On 07/09/2018 11:44 AM, Marcelo Ricardo Leitner wrote:
On Sat, Jul 07, 2018 at 03:43:55PM +0530, Nishanth Devarajan wrote:
net/sched: add skbprio scheduer

Skbprio (SKB Priority Queue) is a queueing discipline that prioritizes packets
according to their skb->priority field. Under congestion, already-enqueued lower
priority packets will be dropped to make space available for higher priority
packets. Skbprio was conceived as a solution for denial-of-service defenses that
need to route packets with different priorities as a means to overcome DoS
attacks.

Why can't we implement this as a new flag for sch_prio.c?
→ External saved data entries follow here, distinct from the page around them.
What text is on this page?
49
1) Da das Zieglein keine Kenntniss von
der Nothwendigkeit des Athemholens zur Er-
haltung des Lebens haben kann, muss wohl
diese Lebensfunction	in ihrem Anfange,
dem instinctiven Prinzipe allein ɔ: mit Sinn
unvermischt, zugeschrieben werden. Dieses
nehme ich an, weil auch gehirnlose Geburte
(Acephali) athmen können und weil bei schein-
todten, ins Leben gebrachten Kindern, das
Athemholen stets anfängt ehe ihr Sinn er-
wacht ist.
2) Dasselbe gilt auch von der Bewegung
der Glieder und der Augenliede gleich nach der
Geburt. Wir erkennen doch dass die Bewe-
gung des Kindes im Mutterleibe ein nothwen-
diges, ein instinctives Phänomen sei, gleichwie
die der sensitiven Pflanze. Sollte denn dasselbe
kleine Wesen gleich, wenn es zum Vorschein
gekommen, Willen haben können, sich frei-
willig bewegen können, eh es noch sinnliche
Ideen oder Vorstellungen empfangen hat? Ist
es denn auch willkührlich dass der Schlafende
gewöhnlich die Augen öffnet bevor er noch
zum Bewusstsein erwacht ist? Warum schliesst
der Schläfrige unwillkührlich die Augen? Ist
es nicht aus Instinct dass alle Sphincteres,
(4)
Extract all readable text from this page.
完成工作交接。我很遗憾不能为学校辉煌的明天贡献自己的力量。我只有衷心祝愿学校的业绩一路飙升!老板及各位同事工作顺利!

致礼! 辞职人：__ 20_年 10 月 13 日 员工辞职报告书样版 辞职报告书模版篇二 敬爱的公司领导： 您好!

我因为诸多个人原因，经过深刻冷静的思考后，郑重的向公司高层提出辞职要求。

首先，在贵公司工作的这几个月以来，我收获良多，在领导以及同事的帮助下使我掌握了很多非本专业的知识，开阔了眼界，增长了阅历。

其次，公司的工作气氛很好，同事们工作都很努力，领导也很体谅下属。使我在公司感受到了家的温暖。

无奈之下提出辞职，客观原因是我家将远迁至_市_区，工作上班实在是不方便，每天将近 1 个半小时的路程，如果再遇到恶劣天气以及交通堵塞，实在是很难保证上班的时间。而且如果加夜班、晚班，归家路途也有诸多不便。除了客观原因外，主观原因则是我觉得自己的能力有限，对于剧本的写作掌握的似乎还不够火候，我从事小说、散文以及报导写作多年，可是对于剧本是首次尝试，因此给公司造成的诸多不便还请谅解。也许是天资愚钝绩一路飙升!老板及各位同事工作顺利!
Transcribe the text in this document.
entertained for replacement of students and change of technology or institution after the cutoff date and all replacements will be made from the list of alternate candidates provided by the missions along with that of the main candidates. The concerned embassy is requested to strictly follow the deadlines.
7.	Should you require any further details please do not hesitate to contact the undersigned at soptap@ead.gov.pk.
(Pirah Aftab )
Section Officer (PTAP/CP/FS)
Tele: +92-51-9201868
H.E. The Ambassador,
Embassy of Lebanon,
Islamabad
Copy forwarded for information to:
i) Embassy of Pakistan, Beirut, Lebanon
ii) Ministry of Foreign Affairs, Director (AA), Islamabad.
I don't see why this duplication is needed, especially because it will
only be "slower" (as in, it will do more work) when qdisc is already
full and dropping packets anyway.

   sch_prio.c and skbprio diverge on a number of aspects:

1. sch_prio.c supports up to 16 priorities whereas skbprio 64. This is not just a matter of changing a constant since sch_prio.c doesn't use skb->priority.

2. sch_prio.c does not have a global limit on the number of packets on all its queues, only a limit per queue.

3. The queues of sch_prio.c are struct Qdisc, which don't have a method to drop at its tail.

Given the divergences, adding flags to sch_prio.c will essentially keep both implementations together instead of being isolated as being proposed.

On the speed point, there may not be noticeable difference between both qdiscs because the enqueueing and dequeueing costs of both qdics are O(1). Notice that the "extra work" (i.e. dropping lower priority packets) is a key aspect of skbprio since it gives routers a cheap way to choose which packets to drop during a DoS.